Bacteria called Dehalococcoides ethenogenes, discovered in Ithaca sewage sludge in 1997 by James Gossett, Cornell professor of civil and environmental engineering, and isolated and studied by Stephen Zinder, Cornell professor of microbiology, are now in wide use to detoxify such carcinogenic chemicals as perchloroethylene (PCE) and trichloroethylene (TCE). They do this by removing chlorine atoms from molecules and leaving less-toxic compounds behind.
But D. ethenogenes strains work well at some sites and not so well at others, and nobody knows for sure why. In fact, very little is understood about how these organisms live and breathe. Normal laboratory procedures haven’t provided enough answers, because the bacteria are hard to grow in a petri dish, said Ruth Richardson, Cornell assistant professor of civil and environmental engineering, who is following up on Gossett’s and Zinder’s work, in continued collaboration with them.
She is partnering with Gene Network Sciences (GNS), a firm specializing in computer simulation of biochemical processes, to create computer models of the inner workings of the bacterium. The project is funded by a three-year, $381,000 grant from the Department of Defense, which has some 6,000 toxic-dump sites of its own to clean up.
Richardson explained that in the field ‘the bacteria sometimes start and then stop. For example, she said, it has been found that Dehalococcoides needs vitamin B-12, so the vitamin is added to cultures that are injected into cleanup sites. The bacterium also grows better in a mixed community with other kinds of bacteria. ‘There are some factors it needs from other organisms, and we don’t know yet what they are,’ she said.
Her laboratory will test the D. ethenogenes strains under a variety of different conditions, such as exposing them to different chlorinated compounds one at a time, varying the environment or the nutrients supplied, and then observing which genes are expressed and what proteins are manufactured. The data will go to GNS, which will try to build computer models of how the bacteria’s proteins work together under each condition and whether the pathway for each condition is the same for PCE and TCE, and if not, what steps they have in common.
It will be an ‘iterative process,’ Richardson said. If a model shows that changing a particular condition produces a particular result, the lab will try it out and see if the result matches the model. Eventually, Richardson said, some commonalities should appear.
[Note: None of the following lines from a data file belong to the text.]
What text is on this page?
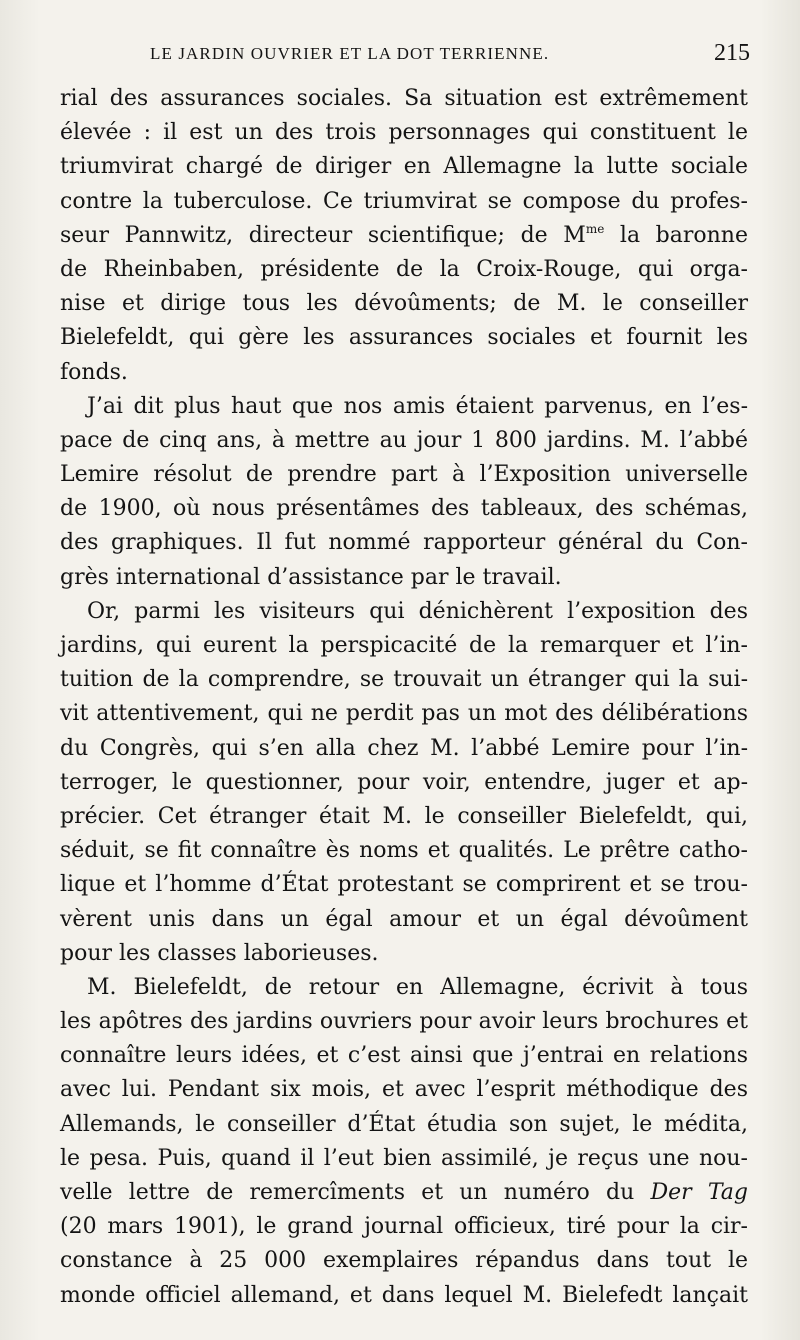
LE JARDIN OUVRIER ET LA DOT TERRIENNE.	215
rial des assurances sociales. Sa situation est extrêmement
élevée : il est un des trois personnages qui constituent le
triumvirat chargé de diriger en Allemagne la lutte sociale
contre la tuberculose. Ce triumvirat se compose du profes-
seur Pannwitz, directeur scientifique; de $M^{me}$ la baronne
de Rheinbaben, présidente de la Croix-Rouge, qui orga-
nise et dirige tous les dévoûments; de M. le conseiller
Bielefeldt, qui gère les assurances sociales et fournit les
fonds.
J’ai dit plus haut que nos amis étaient parvenus, en l’es-
pace de cinq ans, à mettre au jour 1 800 jardins. M. l’abbé
Lemire résolut de prendre part à l’Exposition universelle
de 1900, où nous présentâmes des tableaux, des schémas,
des graphiques. Il fut nommé rapporteur général du Con-
grès international d’assistance par le travail.
Or, parmi les visiteurs qui dénichèrent l’exposition des
jardins, qui eurent la perspicacité de la remarquer et l’in-
tuition de la comprendre, se trouvait un étranger qui la sui-
vit attentivement, qui ne perdit pas un mot des délibérations
du Congrès, qui s’en alla chez M. l’abbé Lemire pour l’in-
terroger, le questionner, pour voir, entendre, juger et ap-
précier. Cet étranger était M. le conseiller Bielefeldt, qui,
séduit, se fit connaître ès noms et qualités. Le prêtre catho-
lique et l’homme d’État protestant se comprirent et se trou-
vèrent unis dans un égal amour et un égal dévoûment
pour les classes laborieuses.
M. Bielefeldt, de retour en Allemagne, écrivit à tous
les apôtres des jardins ouvriers pour avoir leurs brochures et
connaître leurs idées, et c’est ainsi que j’entrai en relations
avec lui. Pendant six mois, et avec l’esprit méthodique des
Allemands, le conseiller d’État étudia son sujet, le médita,
le pesa. Puis, quand il l’eut bien assimilé, je reçus une nou-
velle lettre de remercîments et un numéro du Der Tag
(20 mars 1901), le grand journal officieux, tiré pour la cir-
constance à 25 000 exemplaires répandus dans tout le
monde officiel allemand, et dans lequel M. Bielefedt lançait
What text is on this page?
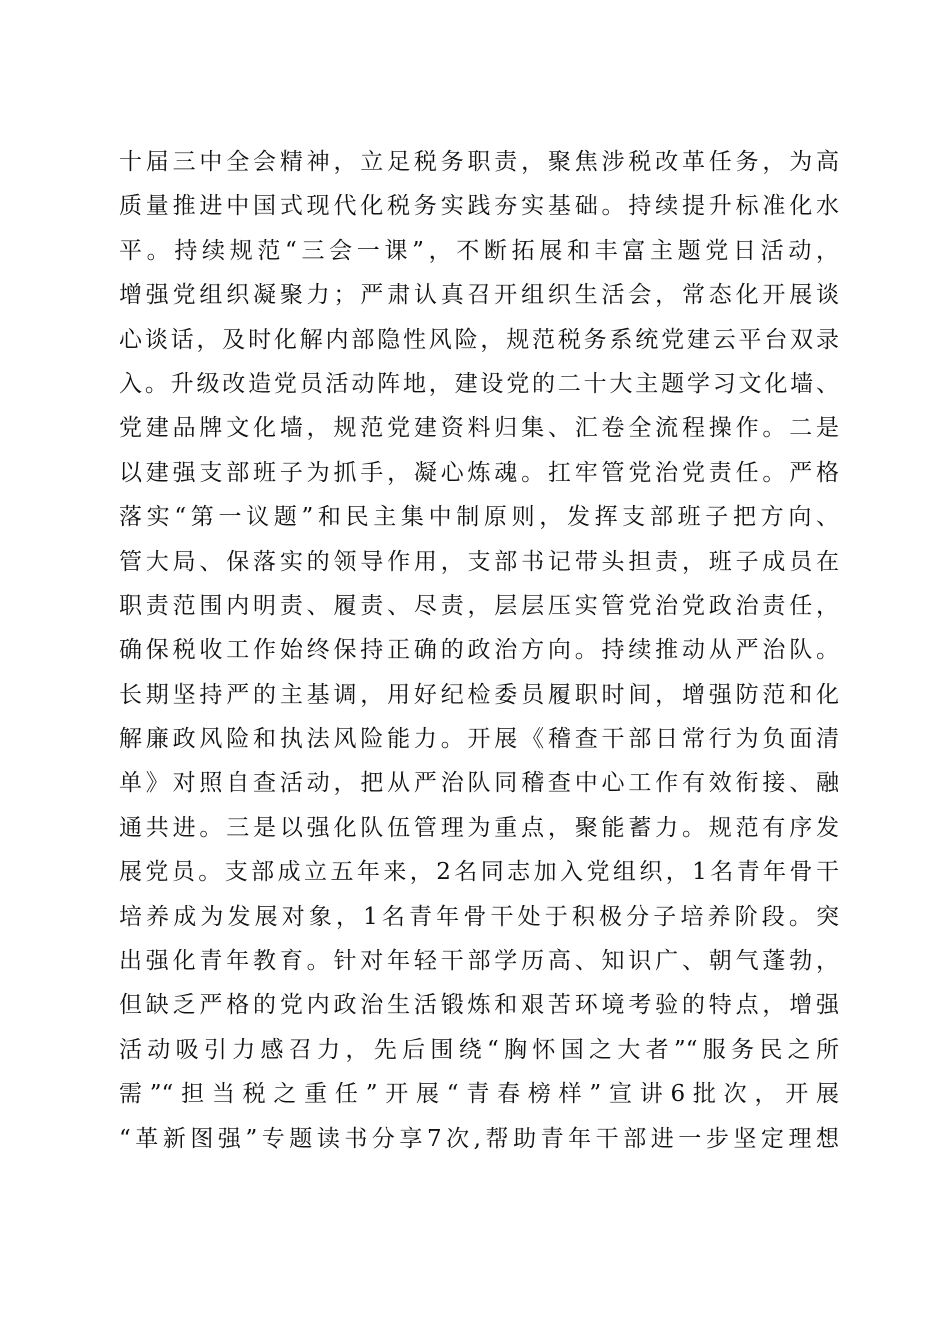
十届三中全会精神，立足税务职责，聚焦涉税改革任务，为高
质量推进中国式现代化税务实践夯实基础。持续提升标准化水
平。持续规范“三会一课”，不断拓展和丰富主题党日活动，
增强党组织凝聚力；严肃认真召开组织生活会，常态化开展谈
心谈话，及时化解内部隐性风险，规范税务系统党建云平台双录
入。升级改造党员活动阵地，建设党的二十大主题学习文化墙、
党建品牌文化墙，规范党建资料归集、汇卷全流程操作。二是
以建强支部班子为抓手，凝心炼魂。扛牢管党治党责任。严格
落实“第一议题”和民主集中制原则，发挥支部班子把方向、
管大局、保落实的领导作用，支部书记带头担责，班子成员在
职责范围内明责、履责、尽责，层层压实管党治党政治责任，
确保税收工作始终保持正确的政治方向。持续推动从严治队。
长期坚持严的主基调，用好纪检委员履职时间，增强防范和化
解廉政风险和执法风险能力。开展《稽查干部日常行为负面清
单》对照自查活动，把从严治队同稽查中心工作有效衔接、融
通共进。三是以强化队伍管理为重点，聚能蓄力。规范有序发
展党员。支部成立五年来，2名同志加入党组织，1名青年骨干
培养成为发展对象，1名青年骨干处于积极分子培养阶段。突
出强化青年教育。针对年轻干部学历高、知识广、朝气蓬勃，
但缺乏严格的党内政治生活锻炼和艰苦环境考验的特点，增强
活动吸引力感召力，先后围绕“胸怀国之大者”“服务民之所
需”“担当税之重任”开展“青春榜样”宣讲6批次，开展
“革新图强”专题读书分享7次,帮助青年干部进一步坚定理想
‘There will be a suite of models, and we can highlight features that are common across several models,’ she said. ‘As we develop the model, we can begin to look at the genomes of other strains of Dehalococcoides. If genes that are important in our strain are found in others, then we can do the same experiments with the others.’
Finding which genes are at work with which pollutants might lead to understanding how to remediate other kinds of pollutants, such as PCBs, dioxins, chlorobenzenes or chlorophenols.
The bacterium Dehalococcoides ethogenes can extract chlorine from chemicals to help clean up toxic wastes. Its genome (charted at right) consists of 1,640 genes. Cornell researchers hope to learn how these genes work together to process chlorine and find ways to help the bacterium do its job.